The pt has been drinking 6 beers/day for the past year and a half; before that he was not drinking on a daily basis.  He has a remote history of similar drinking in his 20’s during his first divorce, but he was able to quit “cold turkey” and has never been to any detox. facility.  He experienced symptoms of with drawl when he quit but has no history of withdrawal seizures.  He denies use of marijuana, heroin, cocaine, or other substances.  He smokes ½ pk per day of cigarettes.

 

SOCIAL HISTORY:

 

The pt describes a chaotic childhood, since his father was ‘

 

“unpredictable” because of his drinking.  He finished high school and then went to vocational school.  He became a house painter and worked sporadically.  He was married in his early 20’s and has a 17 y/o daughter who is being raised by her mother.  He married his current wife 8 yrs.

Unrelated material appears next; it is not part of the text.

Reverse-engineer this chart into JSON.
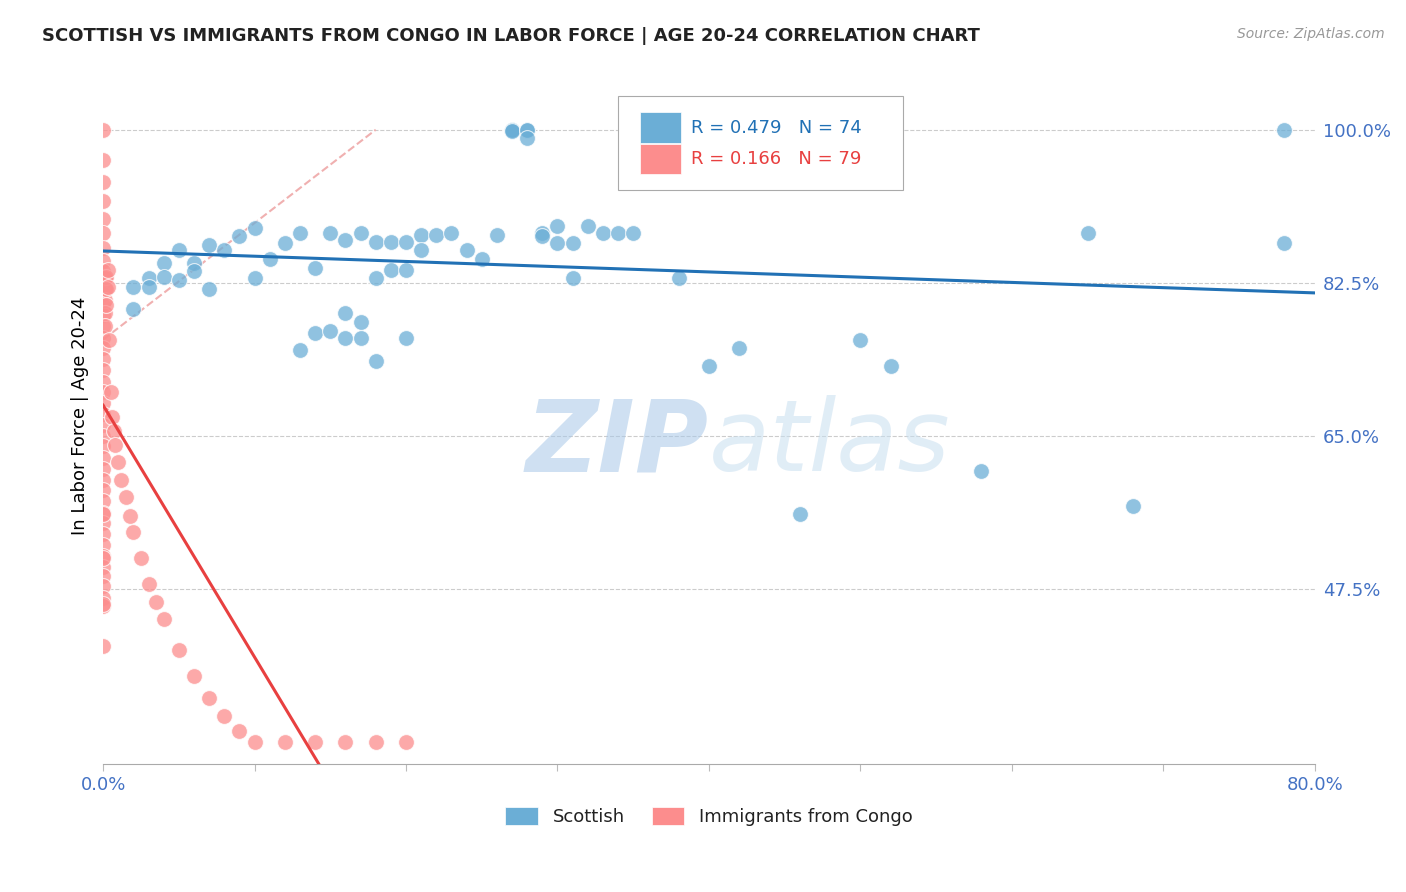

Ago; the marriage was functioning well until the recent became a problem.

 

MENTAL STATUS EXAM:

 

The pt. is a white male who appears exhausted and mildly disheveled in a sweatshirt, baseball cap, and jeans.  He frequently becomes teary throughout the evaluation and has poor eye contact, although he is cooperative with the interview.  His stature is slumped, even seated in the chair, and he often leans forward and hides his face in his hands.  His speech is notable for increased latency and paucity of words.  His affect is dysphoric, congruent with the context of the discussion, and does not brighten throughout the interview.  His thought process is linear and logical, and thought content is preoccupied with his mother’s death.  The pt. has no overt delusions, he denies ideas of reference and paranoid ideation.  He also denies hallucinations.  He is experiencing suicidal ideation with intent and plan but denied homicidal ideations.

 

His insight and judgment are fair at this moment in that he knows he needs treatment.  Cognitive exam is grossly intact.

 

LABS:

 

Alcohol level= 130; AST = 68 IU/L; ALT = 45 IU/L; GGT= 35U/L; other liver function tests are WNL.

 

Hemoglobin =13.4; hematocrit = 41; MCV =95; triglicerides = 200 mg/dl.

 

Include:

 

•             Any differential diagnoses

 

•             Your diagnosis and reasoning

 

•             Any additional questions you would have asked

 

•             Medication recommendations along with your rationale. Note possible side effects or issues to address if attempting to obtain consent.

 

•             Any labs and why they may be indicated

 

•             Screener scales or diagnostic tools that may be beneficial

 

•             Additional resources to give  (Therapy modalities, support groups, activities, etc.)